Original Slack Thread

Hi all,
I have a running datahub instance deployed on kubernetes (raw manifests, helm not supported) and am now wondering what the recommended way is to do upgrades.

So far I’ve found that a newer gms version will wait for the corresponding upgrade-job to be finished (kafka message). This means the old gms version won’t be torn down while the upgrade job is running (great!)
What I couldn’t find out however is how I can sync my frontend pods with the gms version.
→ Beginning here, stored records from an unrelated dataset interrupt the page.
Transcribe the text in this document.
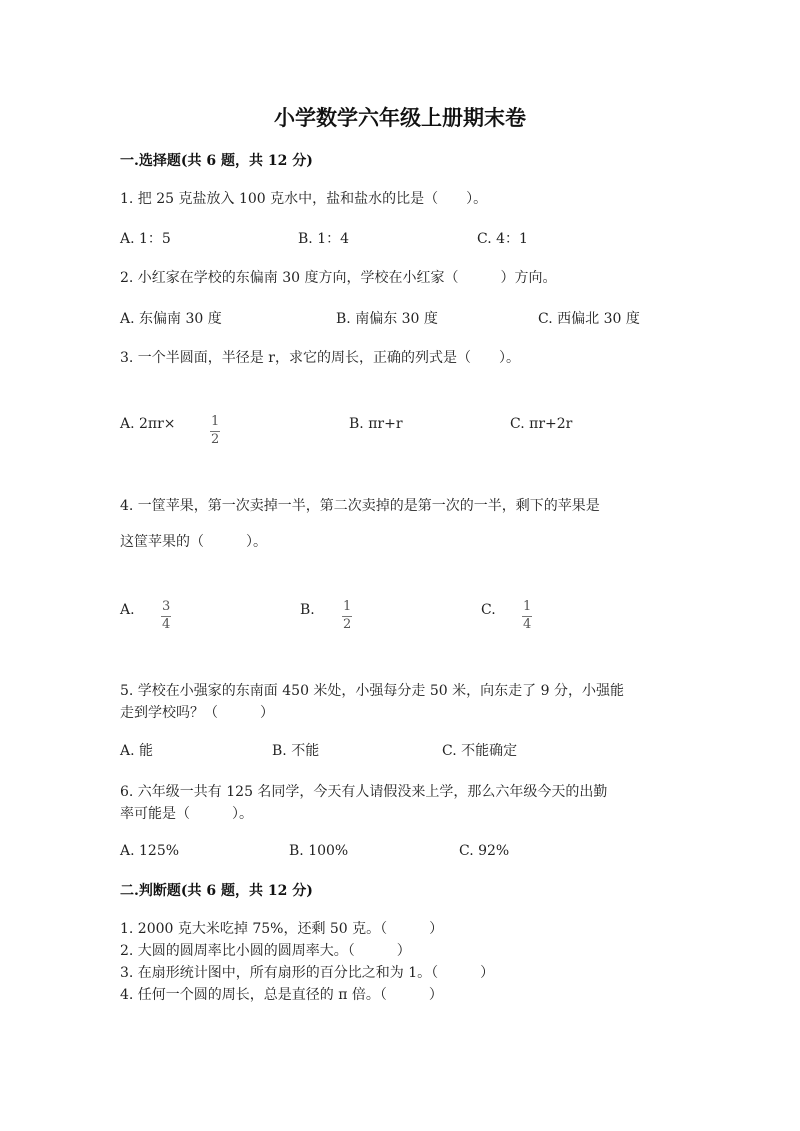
小学数学六年级上册期末卷
一.选择题(共 6 题，共 12 分)
1. 把 25 克盐放入 100 克水中，盐和盐水的比是（　　）。
A. 1：5	B. 1：4	C. 4：1
2. 小红家在学校的东偏南 30 度方向，学校在小红家（　　　）方向。
A. 东偏南 30 度	B. 南偏东 30 度	C. 西偏北 30 度
3. 一个半圆面，半径是 r，求它的周长，正确的列式是（　　）。
A. 2πr×	$\frac{1}{2}$	B. πr+r	C. πr+2r
4. 一筐苹果，第一次卖掉一半，第二次卖掉的是第一次的一半，剩下的苹果是
这筐苹果的（　　　）。
A. $\frac{3}{4}$	B. $\frac{1}{2}$	C. $\frac{1}{4}$
5. 学校在小强家的东南面 450 米处，小强每分走 50 米，向东走了 9 分，小强能
走到学校吗？（　　　）
A. 能	B. 不能	C. 不能确定
6. 六年级一共有 125 名同学，今天有人请假没来上学，那么六年级今天的出勤
率可能是（　　　）。
A. 125%	B. 100%	C. 92%
二.判断题(共 6 题，共 12 分)
1. 2000 克大米吃掉 75%，还剩 50 克。（　　　）
2. 大圆的圆周率比小圆的圆周率大。（　　　）
3. 在扇形统计图中，所有扇形的百分比之和为 1。（　　　）
4. 任何一个圆的周长，总是直径的 π 倍。（　　　）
The health check doesn’t seem to check the gms version, so the pod goes live and will potentially throw errors (graphql schema mismatch for example).
I could kubectl wait for the gms pod with a new version to be ready, and then && kubectl apply, but that feels hacky.
I could potentially also call the gms health endpoint through the frontend proxy and compare versions (would then add a new frontend ready endpoint that responds with 500 until the versions match).
Or I could probably create another kind: Service with some sort of “next” selector, so that the frontend has a stable hostname to check for the readiness of the new gms.

Do you guys have recommendations? :slightly_smiling_face:

<@U03MF8MU5P0> might be able to speak to this!

Our current approach is as follows:
We created another service called datahub-gms-next that has the next-to-be-deployed version of datahub as a selector (so it will only route correctly once the new version of gms is running, as we label it with the correct version). And then we use an initContainer on the frontend - with curl to check for the “next” gms to be up.

That seems to work ok. Only caveat is that the frontend container will only start booting up once gms has switched over to the new version. So during boot-time of the new frontend, the old one would still be used.

If you have a better idea on how to handle this, let me know :slightly_smiling_face: In theory we could have 2 completely distinct deployments of FE and BE, do some canary checks and only swap the ingress when everything is table… but that seems like overkill.